Inspired of a serendipitous meeting between Robin Rice and Tucker Robbins on a rainy day in New York City, this latest collaboration welcomes an exciting new era at The Robin Rice Gallery. Breaking from the gallery’s traditional style of display, West’s photography will be creatively integrated with Robbins’ artisan furniture. Designed and built on the edge of the forest by indigenous people using centuries-old techniques, these products are born out of Tucker Robbins’ travels to remote locations. Whether woven textile, clay pottery or wood sculpture, these sustainably made products are materials that have been salvaged and refashioned into works of exquisite craftsmanship that are truly one of a kind.

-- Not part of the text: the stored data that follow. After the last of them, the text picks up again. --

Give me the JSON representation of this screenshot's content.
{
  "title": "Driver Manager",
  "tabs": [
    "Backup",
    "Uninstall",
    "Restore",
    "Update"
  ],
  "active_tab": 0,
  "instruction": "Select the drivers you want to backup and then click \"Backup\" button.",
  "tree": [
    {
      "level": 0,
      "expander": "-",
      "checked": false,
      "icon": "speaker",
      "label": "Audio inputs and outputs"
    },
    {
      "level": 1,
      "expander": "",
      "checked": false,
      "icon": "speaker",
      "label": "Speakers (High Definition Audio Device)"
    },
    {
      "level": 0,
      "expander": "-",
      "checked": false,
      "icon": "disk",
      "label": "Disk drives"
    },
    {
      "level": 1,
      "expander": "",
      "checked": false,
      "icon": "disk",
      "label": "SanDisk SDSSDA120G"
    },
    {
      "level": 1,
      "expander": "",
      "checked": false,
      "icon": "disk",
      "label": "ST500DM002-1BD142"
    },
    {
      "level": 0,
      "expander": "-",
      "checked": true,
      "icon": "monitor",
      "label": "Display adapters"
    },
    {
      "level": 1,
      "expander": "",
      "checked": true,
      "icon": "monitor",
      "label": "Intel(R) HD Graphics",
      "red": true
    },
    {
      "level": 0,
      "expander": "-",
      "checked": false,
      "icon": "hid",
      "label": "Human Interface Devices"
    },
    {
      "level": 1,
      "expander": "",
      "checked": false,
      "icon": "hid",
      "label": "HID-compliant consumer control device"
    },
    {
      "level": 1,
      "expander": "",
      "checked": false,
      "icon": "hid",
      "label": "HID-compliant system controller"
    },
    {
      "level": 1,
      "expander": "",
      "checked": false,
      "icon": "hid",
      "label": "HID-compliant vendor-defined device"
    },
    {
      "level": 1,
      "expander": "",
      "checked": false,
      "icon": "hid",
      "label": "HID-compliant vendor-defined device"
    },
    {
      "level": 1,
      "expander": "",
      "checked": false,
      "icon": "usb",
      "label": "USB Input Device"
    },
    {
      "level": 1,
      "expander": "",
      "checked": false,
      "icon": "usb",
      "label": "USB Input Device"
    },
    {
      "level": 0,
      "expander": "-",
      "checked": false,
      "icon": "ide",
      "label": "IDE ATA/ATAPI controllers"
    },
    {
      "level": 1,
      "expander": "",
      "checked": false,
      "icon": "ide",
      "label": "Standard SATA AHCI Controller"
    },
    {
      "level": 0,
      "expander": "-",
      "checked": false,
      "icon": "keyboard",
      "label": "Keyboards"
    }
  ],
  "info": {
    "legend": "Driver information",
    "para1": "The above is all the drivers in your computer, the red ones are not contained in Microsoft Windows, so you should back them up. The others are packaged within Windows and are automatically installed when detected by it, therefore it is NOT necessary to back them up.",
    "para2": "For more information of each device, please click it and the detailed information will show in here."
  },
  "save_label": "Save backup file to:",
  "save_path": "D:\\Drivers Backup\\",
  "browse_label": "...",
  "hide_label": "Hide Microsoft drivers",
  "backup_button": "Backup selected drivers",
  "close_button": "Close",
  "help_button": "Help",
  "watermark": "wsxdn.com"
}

Found objects are essential in the installation. Boosting from an impressive visual flow, the installation discovers intersections between the works that can be seen to echo throughout the space. As West’s “Passion Lies at the Edge of Uncertainty” presents an image composed of dark negative space leading down to a snake skin on the surface below, Robbins’ “Snaka Waka Table” is an Acadian side-table found nearby that was named by the Bamun carvers of Cameroon who likened its circular design to snake walking. Together, West and Robbins make for an installation that invites audiences to sit down and connect to the fine art objects in a manner different from what they are regularly accustomed to at the Robin Rice Gallery.
In speaking of her influences, West cites Josef Sudek as an early inspiration on her work for how he made evocative black and white photographs out of everyday happenings. Sudek himself once remarked, “I like to tell stories about the life of inanimate objects, to relate something mysterious.” This statement resonates well within West’s own work as she demonstrates a similar gift for finding the beauty in the banality of things overlooked. Her work also shares a kindred spirit with the eccentric assemblages of disparate images made by Joseph Cornell and the experimental platinum prints of Jan Groover.
For the past 35 years, Tucker Robbins has been bringing the spirit and craft from traditional artisans to contemporary life by creating sustainable furniture that is both modern and timeless. He has traveled around the world and created workshops in countries like Guatemala, Indonesia, Sri Lanka, and Cameroon. His latest project will focus on aiding communities in Puerto Rico by collaborating with Caribbean Exotic Hardwoods to help preserve fallen tropical woods and generate job creation to boost the local economy in regions most impacted by recent natural disasters.
Originally from Kansas City, Tina West discovered photography while studying sculpture and consequently developed decades of work benefiting from a significant conceptual depth that she explores in her imagery. Is That You That You See will be her final photo series shot on Fuji Instant Film using a large-format 4x5 camera.